Optical aberrations are imperfections in the way lenses converge rays of light to a point. Lens aberrations can be divided into two types: imperfect converging of light to a focused point (which affects sharpness) and flawed geometric projection of the scene (which manifest as distortions or warping). When designing a lens, an optical engineer is faced with making a series of complex compromises to limit aberrations. Since there’s no such thing as a perfect lens, engineers must make the best possible compromises given the restrictions of the intended use, features, production costs, and marketable price. While there’s little you can do about aberrations in your lenses (except for stopping down the aperture), it’s helpful to know what they are when setting out to make a new purchase. More importantly, as a photographer, you should be aware of the limitations of your lenses; this allows you to exploit their strengths and avoid emphasizing their weaknesses.
Types of lens aberrations
Aberrations are the primary cause of reduced acuity in lenses that are correctly focused. There are five types you should know about, chromatic aberration, spherical aberration, curvature of field, coma, and astigmatism.
Chromatic aberrations manifest themselves as fringes of colour on high-contrast edges. They are caused by different wavelengths of light (i.e., different colours) undergoing varying degrees of refraction and being focused at different positions as they pass through the lens. Two types of chromatic aberration exist: longitudinal and lateral. Longitudinal aberrations are caused by different wavelengths of light focusing to varying distances from the lens. Blue-violet light focuses closer to the lens than red, with green coming into focus between them. Longitudinal aberrations can be minimized by stopping down your aperture, which brings the wavelengths into acceptable focus. Lateral aberrations occur when different wavelengths of light focus on different positions of the focal plane (i.e., on the image sensor). These typically happen with short-focus, and especially, ultra-wide angle lenses. Lateral aberrations cannot be diminished by stopping down the aperture, but are effectively minimized by some photo-editing software.
Spherical aberrations cause soft-focused images that lack fine contrast.

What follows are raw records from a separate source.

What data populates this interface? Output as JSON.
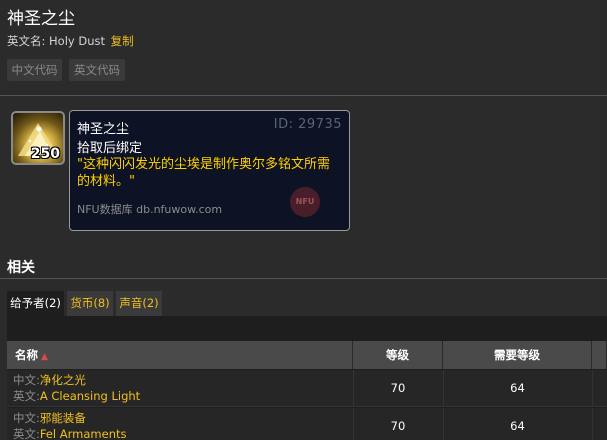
{
  "page": {
    "title": "神圣之尘",
    "english_name_label": "英文名:",
    "english_name": "Holy Dust",
    "copy_label": "复制"
  },
  "code_buttons": [
    "中文代码",
    "英文代码"
  ],
  "item": {
    "icon": "holy-dust-icon",
    "stack_count": "250"
  },
  "tooltip": {
    "name": "神圣之尘",
    "id": "ID: 29735",
    "bind": "拾取后绑定",
    "description": "\"这种闪闪发光的尘埃是制作奥尔多铭文所需的材料。\"",
    "source": "NFU数据库 db.nfuwow.com",
    "logo_text": "NFU"
  },
  "related": {
    "title": "相关",
    "tabs": [
      "给予者(2)",
      "货币(8)",
      "声音(2)"
    ],
    "active_tab": 0,
    "columns": [
      "名称",
      "等级",
      "需要等级"
    ],
    "rows": [
      {
        "cn_prefix": "中文:",
        "cn": "净化之光",
        "en_prefix": "英文:",
        "en": "A Cleansing Light",
        "level": "70",
        "req_level": "64"
      },
      {
        "cn_prefix": "中文:",
        "cn": "邪能装备",
        "en_prefix": "英文:",
        "en": "Fel Armaments",
        "level": "70",
        "req_level": "64"
      }
    ]
  },
  "colors": {
    "background": "#2b2b2b",
    "accent_yellow": "#f0c020",
    "tooltip_bg": "#0d1224",
    "tooltip_desc": "#ffd100"
  }
}
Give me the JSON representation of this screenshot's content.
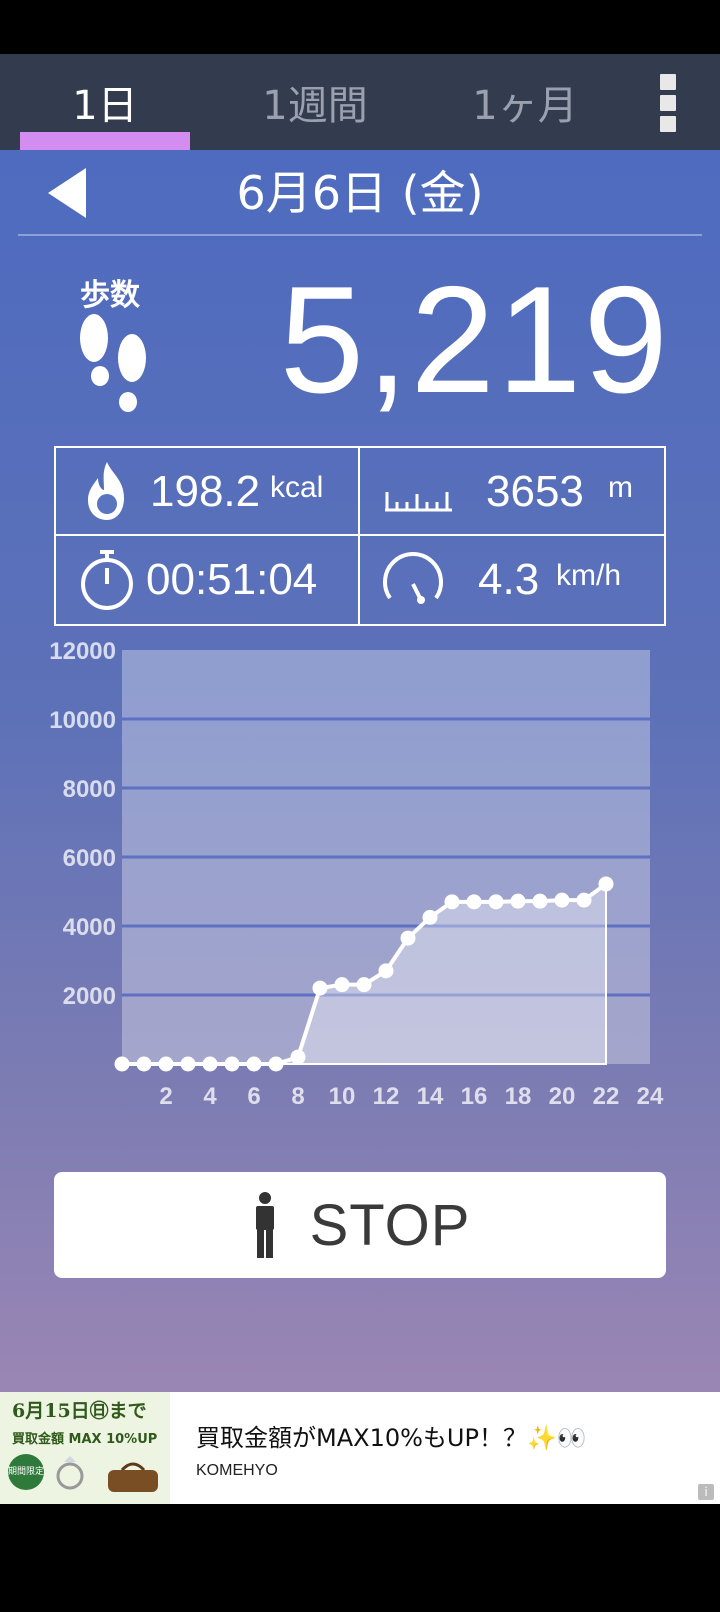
{
  "tabs": [
    {
      "label": "1日",
      "active": true
    },
    {
      "label": "1週間",
      "active": false
    },
    {
      "label": "1ヶ月",
      "active": false
    }
  ],
  "colors": {
    "tabbar_bg": "#333b4f",
    "tab_indicator": "#d38cf0",
    "accent_text": "#ffffff"
  },
  "date": {
    "label": "6月6日 (金)"
  },
  "steps": {
    "label": "歩数",
    "value": "5,219"
  },
  "stats": {
    "calories": {
      "value": "198.2",
      "unit": "kcal",
      "icon": "flame-icon"
    },
    "distance": {
      "value": "3653",
      "unit": "m",
      "icon": "ruler-icon"
    },
    "duration": {
      "value": "00:51:04",
      "icon": "stopwatch-icon"
    },
    "speed": {
      "value": "4.3",
      "unit": "km/h",
      "icon": "speedometer-icon"
    }
  },
  "chart_data": {
    "type": "area",
    "title": "",
    "xlabel": "",
    "ylabel": "",
    "ylim": [
      0,
      12000
    ],
    "xlim": [
      0,
      24
    ],
    "y_ticks": [
      "12000",
      "10000",
      "8000",
      "6000",
      "4000",
      "2000"
    ],
    "x_ticks": [
      "2",
      "4",
      "6",
      "8",
      "10",
      "12",
      "14",
      "16",
      "18",
      "20",
      "22",
      "24"
    ],
    "grid": true,
    "x": [
      0,
      1,
      2,
      3,
      4,
      5,
      6,
      7,
      8,
      9,
      10,
      11,
      12,
      13,
      14,
      15,
      16,
      17,
      18,
      19,
      20,
      21,
      22
    ],
    "values": [
      0,
      0,
      0,
      0,
      0,
      0,
      0,
      0,
      200,
      2200,
      2300,
      2300,
      2700,
      3650,
      4250,
      4700,
      4700,
      4700,
      4720,
      4720,
      4750,
      4750,
      5219
    ]
  },
  "stop_button": {
    "label": "STOP"
  },
  "ad": {
    "image_title": "6月15日㊐まで",
    "image_sub": "買取金額 MAX 10%UP",
    "image_badge": "期間限定",
    "headline": "買取金額がMAX10%もUP！？✨👀",
    "brand": "KOMEHYO",
    "info": "i"
  }
}
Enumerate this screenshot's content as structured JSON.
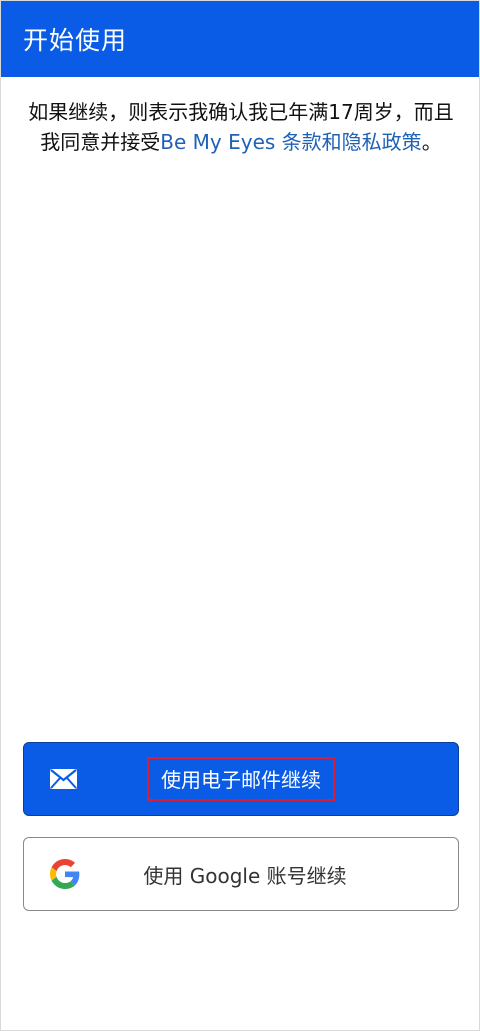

They occur when light passing through the edges of a lens focuses closer to the lens than light passing through its centre. In most lenses, the presence of spherical aberration is an undesirable technical flaw; however, in the past, deliberate and controlled spherical aberration was implemented for use in “soft-focus” portrait lenses. Spherical aberration can be reduced by stopping down the aperture.
Curvature of field occurs when a lens cannot focus a flat subject normal to its optical axis onto a flat image plane. To a certain degree, this aberration isn’t problematic for portrait, landscape, and street photography; however, it’s highly undesirable in fields apt to feature prominent flat planes, such as architectural, technical, and macro photography. The effects of curvature of field can be reduced by stopping down the aperture.
Coma describes the reduced ability of a lens to render a sharp point image that originates away from the lens axis. As the name implies, the rendition of such a point source is characterized by a shape similar to a comet’s tail. Coma may be minimized by stopping down the aperture.
In photography, astigmatism causes a subject point originating away from the lens axis to render as a highly stretched oval at one focus distance, as a highly stretched oval perpendicular to the first at another focus distance, and as a blurry disc in between. There are two types, tangential and sagittal astigmatism. In tangential astigmatism, the elongation of the subject points occurs along an imaginary line radiating from the optical axis, whereas in sagittal astigmatism, the elongation is normal to this, appearing to follow imaginary rings circling the optical axis. Much like most of the other types of aberration, astigmatism may be reduced by stopping down the aperture.
Linear distortions are deviations from an ideal rectilinear projection. Recall that rectilinear lenses are designed to render the straight elements found in a scene as straight lines in the image. There are three types of distortions: barrel (convex), pincushion (concave), and complex.
Unlike the aberrations above, distortions do not generally affect image sharpness; furthermore, distortions cannot be minimized by stopping down a lens. Despite this, barrel and pincushion distortions are efficiently corrected using software, and some cameras automatically apply the appropriate corrections when taking a picture. Correcting complex distortions is also possible, but requires a correction profile that knows the exact structure of the warped geometry.
Barrel and pincushion distortion are often associated with specific focal lengths. For instance, short-focus lenses tend to exhibit barrel distortion, while long-focus lenses are more susceptible to pincushion distortion. Zoom lenses are commonly afflicted by both, showing barrel distortion on their wide end and transitioning to pincushion distortion on the long end of the zoom range. This behaviour is present regardless of the absolute focal length of the zoom lens. For example, both 16–35 mm and 70–200 mm lenses will show barrel distortion at 16 mm and 70 mm, respectively, and pincushion distortion at 35 mm and 200 mm, respectively.
Despite the presence of optical distortions in many lenses, the effects are hard to notice in most photographs. Images where optical distortions are most evident often feature straight lines running parallel and close to the edges of the frame.